Her models were found in her immediate environment and the isolation allowed Schjerfbeck to find her own trajectory. During the years in Hyvinge Schjerfbeck’s unique, simplified and highly focused imagery was developed in an explicitly modernist style. Flicka med blått band is a brilliant example of Schjerfbeck’s artistic strength during this very important transitional period. Einar Reuter writes the following words in his biography Helena Schjerfbeck, published in Swedish in 1953, about the present lot:
“She had been thinking of using the little girl, Fanny, as a model a few years ago, and now she decides to paint the girl. In the 80s the girl would have been an excellent model with her slightly violet-looking pallor and her mealy complexion.
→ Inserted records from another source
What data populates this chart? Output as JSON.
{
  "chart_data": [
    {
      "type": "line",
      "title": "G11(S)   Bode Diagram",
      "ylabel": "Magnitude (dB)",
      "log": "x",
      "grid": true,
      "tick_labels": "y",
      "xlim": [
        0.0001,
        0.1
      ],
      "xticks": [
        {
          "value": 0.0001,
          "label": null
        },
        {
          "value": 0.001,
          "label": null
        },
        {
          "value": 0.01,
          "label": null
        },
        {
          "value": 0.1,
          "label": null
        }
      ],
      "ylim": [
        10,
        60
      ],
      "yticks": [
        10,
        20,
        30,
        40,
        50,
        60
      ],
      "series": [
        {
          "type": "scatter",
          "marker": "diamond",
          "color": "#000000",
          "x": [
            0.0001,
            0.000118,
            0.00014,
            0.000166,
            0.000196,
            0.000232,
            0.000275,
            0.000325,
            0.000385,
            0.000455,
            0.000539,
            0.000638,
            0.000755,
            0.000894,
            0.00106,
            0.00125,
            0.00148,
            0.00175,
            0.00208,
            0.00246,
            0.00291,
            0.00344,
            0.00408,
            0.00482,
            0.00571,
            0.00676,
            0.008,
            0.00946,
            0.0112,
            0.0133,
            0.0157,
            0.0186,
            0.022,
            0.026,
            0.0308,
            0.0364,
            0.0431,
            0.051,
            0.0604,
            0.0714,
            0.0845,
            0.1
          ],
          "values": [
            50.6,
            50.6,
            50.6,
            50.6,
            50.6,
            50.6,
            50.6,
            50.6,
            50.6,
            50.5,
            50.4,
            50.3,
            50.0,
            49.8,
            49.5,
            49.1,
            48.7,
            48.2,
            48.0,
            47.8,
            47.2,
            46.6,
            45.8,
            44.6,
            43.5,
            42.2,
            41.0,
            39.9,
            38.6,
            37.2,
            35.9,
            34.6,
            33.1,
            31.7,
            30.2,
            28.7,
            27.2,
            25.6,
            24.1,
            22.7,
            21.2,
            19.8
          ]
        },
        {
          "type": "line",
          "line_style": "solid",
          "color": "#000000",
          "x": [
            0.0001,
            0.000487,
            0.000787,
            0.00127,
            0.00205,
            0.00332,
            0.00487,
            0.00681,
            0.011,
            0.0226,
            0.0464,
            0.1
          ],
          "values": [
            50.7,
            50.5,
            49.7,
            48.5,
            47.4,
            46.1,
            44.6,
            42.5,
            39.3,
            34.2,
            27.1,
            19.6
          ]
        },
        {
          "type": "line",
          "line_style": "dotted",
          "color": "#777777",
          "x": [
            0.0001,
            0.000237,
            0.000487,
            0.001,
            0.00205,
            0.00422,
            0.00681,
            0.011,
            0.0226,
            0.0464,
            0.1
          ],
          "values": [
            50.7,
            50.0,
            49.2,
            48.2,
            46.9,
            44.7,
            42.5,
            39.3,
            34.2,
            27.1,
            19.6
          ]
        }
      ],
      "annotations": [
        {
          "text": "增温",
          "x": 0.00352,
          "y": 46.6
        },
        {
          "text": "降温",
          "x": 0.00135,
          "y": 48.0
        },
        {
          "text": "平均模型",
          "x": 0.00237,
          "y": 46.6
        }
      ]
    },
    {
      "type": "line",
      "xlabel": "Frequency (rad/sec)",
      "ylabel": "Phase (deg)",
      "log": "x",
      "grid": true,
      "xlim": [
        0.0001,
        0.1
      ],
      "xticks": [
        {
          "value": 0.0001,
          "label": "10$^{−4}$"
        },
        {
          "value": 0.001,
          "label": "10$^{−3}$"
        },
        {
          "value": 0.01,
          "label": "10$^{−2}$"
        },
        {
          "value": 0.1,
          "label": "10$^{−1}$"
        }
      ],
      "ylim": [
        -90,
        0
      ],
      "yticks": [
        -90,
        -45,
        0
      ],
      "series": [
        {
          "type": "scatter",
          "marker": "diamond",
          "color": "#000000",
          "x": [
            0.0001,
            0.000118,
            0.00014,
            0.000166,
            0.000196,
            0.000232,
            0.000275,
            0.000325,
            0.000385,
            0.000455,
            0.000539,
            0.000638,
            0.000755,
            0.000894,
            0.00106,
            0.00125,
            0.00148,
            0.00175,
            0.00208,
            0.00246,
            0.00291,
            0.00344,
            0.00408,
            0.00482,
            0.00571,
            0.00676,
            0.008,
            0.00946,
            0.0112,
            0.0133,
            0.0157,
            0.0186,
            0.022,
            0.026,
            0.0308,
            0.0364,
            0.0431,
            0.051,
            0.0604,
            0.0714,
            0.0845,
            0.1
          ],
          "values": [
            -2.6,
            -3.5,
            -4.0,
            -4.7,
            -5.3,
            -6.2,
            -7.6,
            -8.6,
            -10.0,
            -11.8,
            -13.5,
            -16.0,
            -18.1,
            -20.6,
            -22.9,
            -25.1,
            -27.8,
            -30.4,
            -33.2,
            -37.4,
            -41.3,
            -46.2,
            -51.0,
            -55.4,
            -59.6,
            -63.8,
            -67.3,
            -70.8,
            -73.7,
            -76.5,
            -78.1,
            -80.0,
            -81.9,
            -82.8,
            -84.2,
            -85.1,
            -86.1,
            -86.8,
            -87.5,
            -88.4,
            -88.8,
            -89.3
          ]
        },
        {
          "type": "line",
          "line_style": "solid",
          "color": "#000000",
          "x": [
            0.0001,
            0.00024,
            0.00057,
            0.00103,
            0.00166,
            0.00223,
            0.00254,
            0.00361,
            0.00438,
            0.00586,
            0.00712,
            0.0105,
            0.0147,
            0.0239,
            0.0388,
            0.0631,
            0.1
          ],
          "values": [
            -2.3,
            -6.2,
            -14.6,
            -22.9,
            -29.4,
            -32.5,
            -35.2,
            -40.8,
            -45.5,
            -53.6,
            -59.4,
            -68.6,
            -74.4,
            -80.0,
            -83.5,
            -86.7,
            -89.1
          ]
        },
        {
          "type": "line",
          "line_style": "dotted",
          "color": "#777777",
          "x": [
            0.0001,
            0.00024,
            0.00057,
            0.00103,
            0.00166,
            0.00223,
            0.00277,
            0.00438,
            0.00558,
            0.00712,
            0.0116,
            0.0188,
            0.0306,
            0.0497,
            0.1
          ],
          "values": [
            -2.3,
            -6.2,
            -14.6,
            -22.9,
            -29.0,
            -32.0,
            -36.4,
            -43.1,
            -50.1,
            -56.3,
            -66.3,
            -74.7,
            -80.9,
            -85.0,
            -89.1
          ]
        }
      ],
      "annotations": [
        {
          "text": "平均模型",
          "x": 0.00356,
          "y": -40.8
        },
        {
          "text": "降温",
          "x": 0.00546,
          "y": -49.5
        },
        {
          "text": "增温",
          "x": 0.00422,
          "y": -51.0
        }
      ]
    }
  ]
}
Now Helena would have preferred her model a little differently, but when Fanny finally arrives, she feels her heart warm to her. This is just the little creature that she would like to paint, to get close to for a few fleeting moments. She thinks that it is only in watercolour that she can capture the fragility of her being. She again paints in grey and brown, allows the paper to become the colour of her skin, only adding a thin, bluish-grey shade and a little white on the nose and the upper lip, ochre in the flowing wisps of hair. Yet the painting still does not seem colourful enough so Helena takes a deep green pastel colour that she rubs into the background. This makes the painting more saturated, gives it more depth. She takes gouache and in one go paints the wide-brimmed hat in black. She adds a little blue to the dress, but it does not seem to work, and she has to ‘wash’ it away. Instead, she draws a shimmering blue band from the shoulder down to the chest – something in this model requires this blue. The work takes months. She turns the canvas against the wall when she’s not working on it, turning it, again and again, to look at it with rested eyes, to see what the image still needs, adding something new, changing a detail, rubbing it somewhere, softly and carefully. But what impact such a minute retouching can have on the whole! All her work serves only this one goal: to reproduce a glimpse of what she has seen in this child’s soul. The inner life, vibrating beneath the surface.”
According to Reuter she held on to the work for some time before finally deciding to sell it: “She kept the painting for a long while, then she sells it to Kahlroth. It hangs at his place for years before anyone notices it”. Whether Schjerfbeck felt a sense of absence or loss when the watercolour had left her is hard to say. What is well known, however, is the fact that she often returned, sometimes much later on, to her most successful compositions. In 1943 Schjerfbeck executed two responses to this motif: Flicka med blått band (oil on canvas, 47 x 34 cm, Ahtela 939, full-page colour illustration, p. 334 in [ed] Leena Ahtola-Moorhouse, Helene Schjerfbeck 150 år, exhibition catalogue, Statens konstmuseum Ateneum, Helsinki, 2012, French private collection) and Flicka med blått band (charcoal, watercolour and gouache on paper, 47 x 34 cm, Ahtela 940, Collection Gösta & Bertha Stenman; thereafter in Collection Lars Schmidt & Ingrid Bergman; Christie’s, London, Nordic Art 15th May 2008; private collection).